とりあえずボス的な人に伝えに行って門を壊しにかかったらしい盗賊たち。ささやかな柵と門だから、すぐに侵入されるだろう。壊されるならむしろ開けといても良かったな。
遠くの方と耳元でドカバキ音がして、チラチラと松明の炎が見える。
「今門を壊して入ってくるところ。どうするの?ここで待つの?」
「そうだね、村の家は被害に合うけど、みんな大事なものはちゃっかり持ってきてるみたいだから・・様子を見ようか。盗賊なのか何なのかも分からないし情報がほしいね。見た目通りの馬鹿な連中ならいいんだけど、戦局を覆すような魔道具がないとも限らないからね。」
戦闘力のない村人は逃げ足が命だ。敵襲でも災害でもすぐさま避難するその速さは見習うべきところがある。案の定、金目の物も村人さえも見当たらずいらだつ盗賊たち。

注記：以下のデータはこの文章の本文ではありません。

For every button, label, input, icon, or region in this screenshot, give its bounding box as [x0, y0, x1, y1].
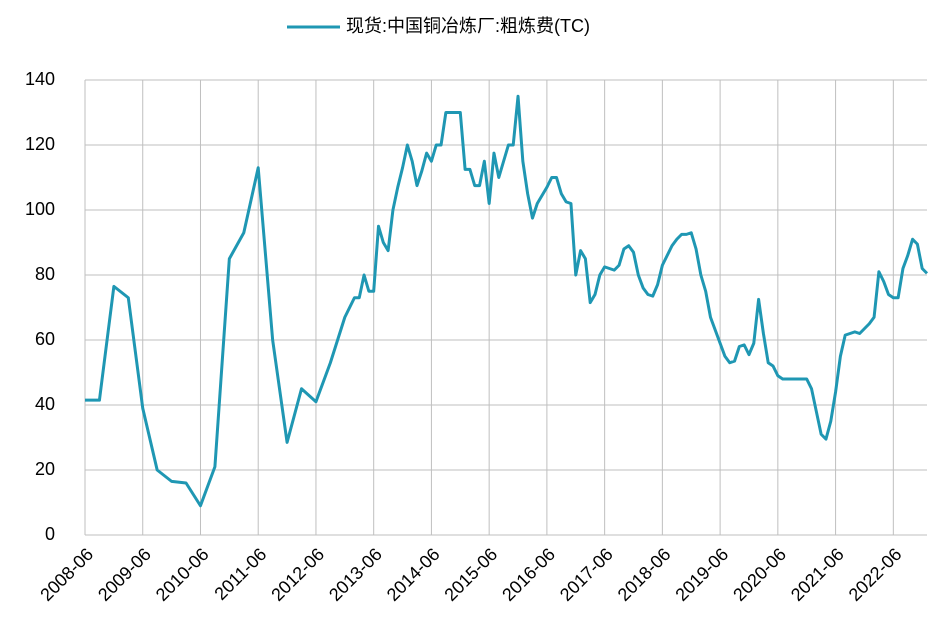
x-tick-label: 2014-06	[383, 544, 444, 605]
x-tick-label: 2016-06	[498, 544, 559, 605]
x-tick-label: 2015-06	[440, 544, 501, 605]
y-tick-label: 140	[25, 69, 55, 89]
x-tick-label: 2022-06	[845, 544, 906, 605]
y-tick-label: 80	[35, 264, 55, 284]
y-tick-label: 20	[35, 459, 55, 479]
x-tick-label: 2017-06	[556, 544, 617, 605]
legend-label: 现货:中国铜冶炼厂:粗炼费(TC)	[346, 16, 590, 36]
x-tick-label: 2021-06	[787, 544, 848, 605]
y-tick-label: 100	[25, 199, 55, 219]
x-tick-label: 2020-06	[729, 544, 790, 605]
x-tick-label: 2019-06	[671, 544, 732, 605]
x-tick-label: 2008-06	[36, 544, 97, 605]
x-tick-label: 2012-06	[267, 544, 328, 605]
x-tick-label: 2018-06	[614, 544, 675, 605]
x-tick-label: 2009-06	[94, 544, 155, 605]
y-tick-label: 40	[35, 394, 55, 414]
x-tick-label: 2011-06	[210, 544, 270, 604]
data-line	[85, 94, 929, 508]
x-tick-label: 2010-06	[152, 544, 213, 605]
x-tick-label: 2013-06	[325, 544, 386, 605]
y-tick-label: 60	[35, 329, 55, 349]
y-tick-label: 0	[45, 524, 55, 544]
y-tick-label: 120	[25, 134, 55, 154]
legend: 现货:中国铜冶炼厂:粗炼费(TC)	[287, 16, 590, 36]
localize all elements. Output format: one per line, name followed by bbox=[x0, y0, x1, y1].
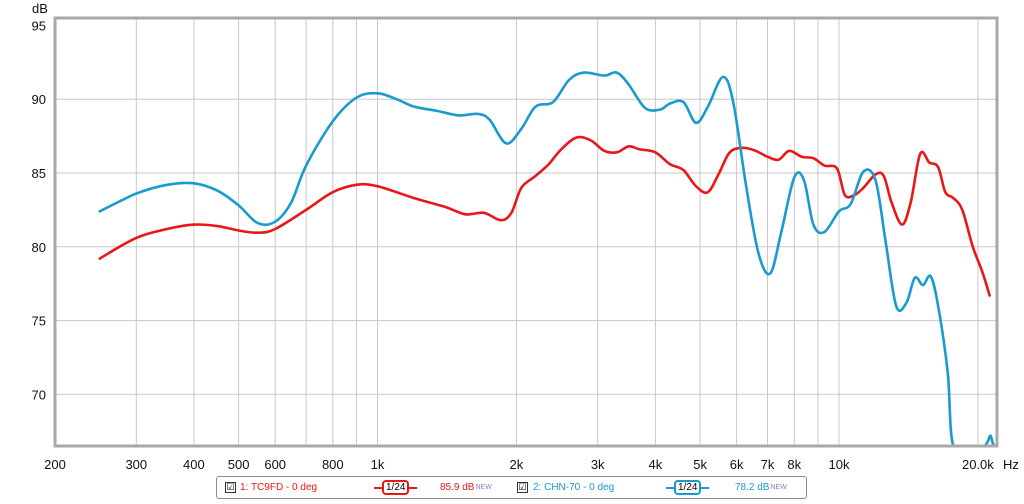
y-tick-label: 70 bbox=[32, 387, 46, 402]
x-tick-labels: 200 300 400 500 600 800 1k 2k 3k 4k 5k 6k 7k 8k 10k 20.… bbox=[44, 457, 994, 472]
legend-series-2-value: 78.2 dB NEW bbox=[735, 477, 787, 498]
new-badge: NEW bbox=[475, 484, 492, 491]
line-sample-icon bbox=[409, 486, 418, 489]
x-tick-label: 5k bbox=[693, 457, 707, 472]
plot-background bbox=[55, 18, 997, 446]
y-tick-label: 90 bbox=[32, 92, 46, 107]
x-tick-label: 400 bbox=[183, 457, 205, 472]
y-tick-label: 95 bbox=[32, 18, 46, 33]
legend-series-1-name: 1: TC9FD - 0 deg bbox=[240, 482, 318, 493]
smoothing-badge: 1/24 bbox=[674, 480, 702, 495]
plot-frame bbox=[53, 16, 999, 448]
x-tick-label: 200 bbox=[44, 457, 66, 472]
legend-series-2-smoothing[interactable]: 1/24 bbox=[666, 477, 710, 498]
x-tick-label: 800 bbox=[322, 457, 344, 472]
legend-checkbox-1[interactable]: ☑ bbox=[225, 477, 240, 498]
x-tick-label: 1k bbox=[371, 457, 385, 472]
x-axis-label: Hz bbox=[1003, 457, 1019, 472]
legend-series-1-value: 85.9 dB NEW bbox=[440, 477, 492, 498]
checkbox-icon[interactable]: ☑ bbox=[225, 482, 236, 493]
y-tick-labels: 70 75 80 85 90 95 bbox=[32, 18, 46, 402]
series-line-1 bbox=[98, 135, 991, 297]
legend: ☑ 1: TC9FD - 0 deg 1/24 85.9 dB NEW ☑ 2:… bbox=[216, 476, 807, 499]
x-tick-label: 3k bbox=[591, 457, 605, 472]
line-sample-icon bbox=[666, 486, 674, 489]
y-tick-label: 85 bbox=[32, 166, 46, 181]
line-sample-icon bbox=[701, 486, 710, 489]
x-tick-label: 20.0k bbox=[962, 457, 994, 472]
y-tick-label: 75 bbox=[32, 314, 46, 329]
x-tick-label: 8k bbox=[787, 457, 801, 472]
legend-series-1-smoothing[interactable]: 1/24 bbox=[374, 477, 418, 498]
series-line-2 bbox=[98, 71, 997, 446]
series-2-value-text: 78.2 dB bbox=[735, 482, 770, 493]
x-tick-label: 10k bbox=[829, 457, 850, 472]
x-tick-label: 300 bbox=[125, 457, 147, 472]
smoothing-badge: 1/24 bbox=[382, 480, 410, 495]
series-lines bbox=[98, 71, 997, 446]
chart-svg: 200 300 400 500 600 800 1k 2k 3k 4k 5k 6k 7k 8k 10k 20.… bbox=[32, 1, 1019, 472]
line-sample-icon bbox=[374, 486, 382, 489]
legend-series-2-name: 2: CHN-70 - 0 deg bbox=[533, 482, 615, 493]
legend-checkbox-2[interactable]: ☑ bbox=[517, 477, 532, 498]
y-tick-label: 80 bbox=[32, 240, 46, 255]
x-tick-label: 600 bbox=[264, 457, 286, 472]
x-tick-label: 6k bbox=[730, 457, 744, 472]
checkbox-icon[interactable]: ☑ bbox=[517, 482, 528, 493]
x-tick-label: 7k bbox=[761, 457, 775, 472]
series-1-value-text: 85.9 dB bbox=[440, 482, 475, 493]
x-tick-label: 4k bbox=[649, 457, 663, 472]
x-tick-label: 2k bbox=[510, 457, 524, 472]
y-axis-label: dB bbox=[32, 1, 48, 16]
x-tick-label: 500 bbox=[228, 457, 250, 472]
new-badge: NEW bbox=[770, 484, 787, 491]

『ヤロウ!なんもねえじゃねえか!村人はどこ行きやがった!?』
『領主館だ!あそこに全部集まってるぞ!行け行け!!』
かなり殺気だって怒濤の勢いでこちらへ向かってくる!
ん・・・でも村の居住区から領主館までは1本道。
「ねえ、セデス兄さん・・。」
「へへっお宝も何もかも集めといてくれてありがとよぉー!」
「手間が省けるぜぇー!!」
「ヒヒヒ・・・・ヒッ?!」
汚い顔に下品な笑みを浮かべて、我先にと館に迫りつつあった盗賊たち。
・・・ドドッ・・ドドドドドォッ!!!
1本道だもんねぇ・・・・またのお越しを~!
ヤツラは何の前触れもなく出現した巨大な濁流に、見事に押し流されていった・・。
やったのはオレじゃないよ・・大きな魔法は怒られると思うからね。ラピスにお願いしました!お得意の大雑把魔法で盗賊たちは綺麗さっぱり!ついでに道路脇の柵も流されたりしたけど、家屋に被害が出ないように頑張ってくれたから大目に見てもらおう。
「・・・・・管狐って、すごいんだねぇ・・・・。」
セデス兄さんが遠い目をしている。多分、天狐だからじゃないかな-と思うけどね。
『ごふ・・魔法使いか?!』
『こんな大規模魔法使えるやつがいるか!魔道具だろうが!』
『どーすんだ!?近付けねえじゃねえか!!』
盗賊達は元気だねぇ。無事だった者達がそろそろと再び近づいてくる。ヤツラも少しは頭を使うのか、道を通らずに丘や牧場から回り込もうとしている。魔道具だと思ってるから融通が利かないと判断してるんだな。まぁ当然そっちにも濁流は発生できるんだけど、牧場が台無しになっちゃうからやめておこう。
「ねえ、ちょっとだけ下に下りてくる!」
くるくると毛布を外すと、言うなりバルコニーから身を踊らせる。
「なっ?!ゆっ・・ユータ?!」
ひょい、ひょいと建物の出っ張りを蹴って下りるとくるりと一回転!
むん!と両手をピンと上げてピタリと着地!
「きゅっ!」
10.0!!
ラピスがちゃんとノッてくれる。ちなみに採点を教えたのはオレだ。
スタッ!
オーディエンス(?)に手を振っていたら横に誰かが着地した。
「・・・まったく・・。肝が冷えたよ・・いつの間にそんな軽業師みたいになってるんだい?」
「セデス兄さん!オレ、ラピスたちと練習したの!」
「一体何やったらそんな風になるんだよ・・もう、無茶しないでよ!」
わしわし、と撫でる手が優しい。でも・・これも無茶って言われるかな?
話す間にもじりじりと近づいてくる盗賊たち。
「ちょっとだけ魔法使ってみる!危なくないやつ!」
オレはぺたりと地面に手をついた。
私には盗賊の言葉が難しいと判明・・下品に・・・下品に・・と思うのだけど・・・。お育ちのいい盗賊になってしまいそう・・・。